Department of Radiation Oncology, Erasmus-MC Daniel den Hoed Cancer Center, Rotterdam, the Netherlands.
Int J Radiat Oncol Biol Phys. 2012 Aug 1;83(5):1617-23. doi: 10.1016/j.ijrobp.2011.10.011. Epub 2012 Jan 21.
To design and evaluate individualized nonadaptive and online-adaptive strategies based on a pretreatment established motion model for the highly deformable target volume in cervical cancer patients.

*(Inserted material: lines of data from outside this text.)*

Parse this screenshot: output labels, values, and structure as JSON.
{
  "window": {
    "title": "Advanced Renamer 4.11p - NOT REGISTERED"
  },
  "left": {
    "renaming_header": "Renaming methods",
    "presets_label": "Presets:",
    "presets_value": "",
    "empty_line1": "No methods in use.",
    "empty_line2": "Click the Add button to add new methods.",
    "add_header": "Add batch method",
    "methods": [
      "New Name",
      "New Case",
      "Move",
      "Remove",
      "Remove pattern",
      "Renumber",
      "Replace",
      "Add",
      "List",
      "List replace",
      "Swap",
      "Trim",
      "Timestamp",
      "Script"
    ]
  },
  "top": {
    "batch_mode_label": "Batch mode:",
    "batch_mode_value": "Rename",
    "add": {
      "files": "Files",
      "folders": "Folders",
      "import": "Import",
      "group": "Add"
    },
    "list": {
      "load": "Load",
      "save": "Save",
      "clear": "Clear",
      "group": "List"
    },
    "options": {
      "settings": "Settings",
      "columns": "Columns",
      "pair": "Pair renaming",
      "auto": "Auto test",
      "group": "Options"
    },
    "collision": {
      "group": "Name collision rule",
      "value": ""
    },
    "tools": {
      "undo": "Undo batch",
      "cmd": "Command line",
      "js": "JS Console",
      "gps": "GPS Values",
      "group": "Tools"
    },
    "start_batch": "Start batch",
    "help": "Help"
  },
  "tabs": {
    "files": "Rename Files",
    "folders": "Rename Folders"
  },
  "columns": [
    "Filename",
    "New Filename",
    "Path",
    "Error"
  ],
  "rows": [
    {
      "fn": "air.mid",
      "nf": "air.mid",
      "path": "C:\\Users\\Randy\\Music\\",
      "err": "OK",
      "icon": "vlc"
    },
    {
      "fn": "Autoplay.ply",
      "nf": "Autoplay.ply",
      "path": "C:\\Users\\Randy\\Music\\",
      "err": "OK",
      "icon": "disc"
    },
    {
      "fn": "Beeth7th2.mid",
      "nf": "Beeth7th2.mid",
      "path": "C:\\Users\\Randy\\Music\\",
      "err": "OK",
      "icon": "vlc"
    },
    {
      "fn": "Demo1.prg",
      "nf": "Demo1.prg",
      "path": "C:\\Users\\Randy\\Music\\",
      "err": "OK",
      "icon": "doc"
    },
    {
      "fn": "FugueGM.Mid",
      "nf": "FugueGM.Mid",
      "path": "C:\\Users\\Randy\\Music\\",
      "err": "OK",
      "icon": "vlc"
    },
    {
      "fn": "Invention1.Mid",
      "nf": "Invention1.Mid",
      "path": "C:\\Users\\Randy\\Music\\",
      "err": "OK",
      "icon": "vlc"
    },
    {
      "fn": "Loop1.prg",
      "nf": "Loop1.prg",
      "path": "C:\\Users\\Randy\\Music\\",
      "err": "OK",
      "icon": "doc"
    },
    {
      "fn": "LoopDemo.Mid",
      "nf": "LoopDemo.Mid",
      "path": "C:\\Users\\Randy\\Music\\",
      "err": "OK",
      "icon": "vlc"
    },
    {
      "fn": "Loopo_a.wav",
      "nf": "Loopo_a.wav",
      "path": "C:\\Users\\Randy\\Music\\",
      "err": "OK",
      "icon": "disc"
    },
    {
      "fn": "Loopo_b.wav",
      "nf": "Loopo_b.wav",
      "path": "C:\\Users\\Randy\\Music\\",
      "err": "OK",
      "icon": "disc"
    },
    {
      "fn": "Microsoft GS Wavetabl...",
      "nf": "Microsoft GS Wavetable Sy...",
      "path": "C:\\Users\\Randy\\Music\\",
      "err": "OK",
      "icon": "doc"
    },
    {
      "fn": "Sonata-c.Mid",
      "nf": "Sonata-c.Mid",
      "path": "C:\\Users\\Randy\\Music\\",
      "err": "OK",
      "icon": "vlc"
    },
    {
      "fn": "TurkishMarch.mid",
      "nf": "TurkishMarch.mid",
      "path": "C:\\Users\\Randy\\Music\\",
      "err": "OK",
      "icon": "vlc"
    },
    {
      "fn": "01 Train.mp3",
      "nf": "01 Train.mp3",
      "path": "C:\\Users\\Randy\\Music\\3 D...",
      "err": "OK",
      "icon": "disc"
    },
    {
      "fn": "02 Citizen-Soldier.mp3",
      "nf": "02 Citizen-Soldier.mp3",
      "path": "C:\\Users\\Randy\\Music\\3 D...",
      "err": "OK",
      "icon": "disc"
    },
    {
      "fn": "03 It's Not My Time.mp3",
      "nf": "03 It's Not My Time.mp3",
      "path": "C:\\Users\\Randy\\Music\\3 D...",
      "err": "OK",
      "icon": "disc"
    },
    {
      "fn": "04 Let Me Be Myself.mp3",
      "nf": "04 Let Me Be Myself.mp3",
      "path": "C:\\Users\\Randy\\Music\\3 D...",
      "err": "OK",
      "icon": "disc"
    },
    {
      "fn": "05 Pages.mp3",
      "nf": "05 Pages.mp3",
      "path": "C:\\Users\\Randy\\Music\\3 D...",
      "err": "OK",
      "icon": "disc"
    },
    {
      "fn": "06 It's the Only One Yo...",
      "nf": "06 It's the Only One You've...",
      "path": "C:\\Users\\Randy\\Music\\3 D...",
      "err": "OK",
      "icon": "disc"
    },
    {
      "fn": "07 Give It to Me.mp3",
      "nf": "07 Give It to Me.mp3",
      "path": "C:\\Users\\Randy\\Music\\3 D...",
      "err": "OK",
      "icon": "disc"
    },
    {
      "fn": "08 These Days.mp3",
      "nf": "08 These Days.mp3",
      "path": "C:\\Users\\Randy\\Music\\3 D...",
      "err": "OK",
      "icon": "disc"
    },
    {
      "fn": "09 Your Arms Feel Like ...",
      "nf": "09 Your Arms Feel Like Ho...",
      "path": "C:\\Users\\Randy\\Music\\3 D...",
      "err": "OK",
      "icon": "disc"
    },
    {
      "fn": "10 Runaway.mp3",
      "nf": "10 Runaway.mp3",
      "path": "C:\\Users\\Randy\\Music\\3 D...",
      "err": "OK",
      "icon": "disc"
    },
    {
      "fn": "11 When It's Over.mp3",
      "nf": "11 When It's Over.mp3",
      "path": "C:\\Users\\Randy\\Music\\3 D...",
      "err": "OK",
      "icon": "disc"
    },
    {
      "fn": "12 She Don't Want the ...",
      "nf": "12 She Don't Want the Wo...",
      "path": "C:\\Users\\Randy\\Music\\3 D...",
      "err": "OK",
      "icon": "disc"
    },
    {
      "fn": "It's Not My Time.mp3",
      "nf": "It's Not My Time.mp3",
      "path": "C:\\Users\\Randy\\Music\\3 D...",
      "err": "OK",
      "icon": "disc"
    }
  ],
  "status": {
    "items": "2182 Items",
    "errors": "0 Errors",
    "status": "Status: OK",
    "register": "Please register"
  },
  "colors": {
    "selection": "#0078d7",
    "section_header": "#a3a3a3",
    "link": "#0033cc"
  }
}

For 14 patients, nine to ten variable bladder filling computed tomography (CT) scans were acquired at pretreatment and after 40 Gy. Individualized model-based internal target volumes (mbITVs) accounting for the cervix and uterus motion due to bladder volume changes were generated by using a motion-model constructed from two pretreatment CT scans (full and empty bladder). Two individualized strategies were designed: a nonadaptive strategy, using an mbITV accounting for the full-range of bladder volume changes throughout the treatment; and an online-adaptive strategy, using mbITVs of bladder volume subranges to construct a library of plans. The latter adapts the treatment online by selecting the plan-of-the-day from the library based on the measured bladder volume. The individualized strategies were evaluated by the seven to eight CT scans not used for mbITVs construction, and compared with a population-based approach. Geometric uniform margins around planning cervix-uterus and mbITVs were determined to ensure adequate coverage. For each strategy, the percentage of the cervix-uterus, bladder, and rectum volumes inside the planning target volume (PTV), and the clinical target volume (CTV)-to-PTV volume (volume difference between PTV and CTV) were calculated.
The margin for the population-based approach was 38 mm and for the individualized strategies was 7 to 10 mm. Compared with the population-based approach, the individualized nonadaptive strategy decreased the CTV-to-PTV volume by 48% ± 6% and the percentage of bladder and rectum inside the PTV by 5% to 45% and 26% to 74% (p < 0.001), respectively. Replacing the individualized nonadaptive strategy by an online-adaptive, two-plan library further decreased the percentage of bladder and rectum inside the PTV (0% to 10% and -1% to 9%; p < 0.004) and the CTV-to-PTV volume (4-96 ml).
Compared with population-based margins, an individualized PTV results in better organ-at-risk sparing. Online-adaptive radiotherapy further improves organ-at-risk sparing.
设计并评估基于宫颈癌患者治疗前建立的运动模型的个体化非自适应和在线自适应策略,以适应该高度变形的靶区。
对 14 名患者,在治疗前和 40 Gy 后,采集了 9 到 10 个可变膀胱充盈的 CT 扫描。通过使用从两个治疗前 CT 扫描(全膀胱充盈和排空)构建的运动模型,生成了个体化基于模型的内部靶区(mbITV),该模型考虑了由于膀胱体积变化引起的宫颈和子宫运动。设计了两种个体化策略:一种是非自适应策略,使用整个治疗过程中膀胱体积变化的全范围的 mbITV;另一种是在线自适应策略,使用膀胱体积子范围的 mbITV 构建计划库。后者通过基于测量的膀胱体积从库中选择当日的计划来在线调整治疗。使用未用于 mbITV 构建的 7 到 8 次 CT 扫描评估个体化策略,并与基于人群的方法进行比较。确定了围绕计划宫颈-子宫和 mbITV 的几何均匀边界,以确保足够的覆盖范围。对于每种策略,计算了宫颈-子宫、膀胱和直肠体积在计划靶区(PTV)内的百分比,以及临床靶区(CTV)与 PTV 之间的体积(PTV 和 CTV 之间的体积差异)。
基于人群的方法的边界为 38 mm,个体化策略的边界为 7 到 10 mm。与基于人群的方法相比,个体化非自适应策略使 CTV 与 PTV 之间的体积减少了 48% ± 6%,使膀胱和直肠在 PTV 内的百分比分别减少了 5%至 45%和 26%至 74%(p < 0.001)。用在线自适应、两计划库代替个体化非自适应策略,进一步减少了 PTV 内膀胱和直肠的百分比(0%至 10%和-1%至 9%;p < 0.004)和 CTV 与 PTV 之间的体积(4-96 ml)。
与基于人群的边界相比,个体化 PTV 可更好地保护危及器官。在线自适应放疗进一步改善了危及器官的保护。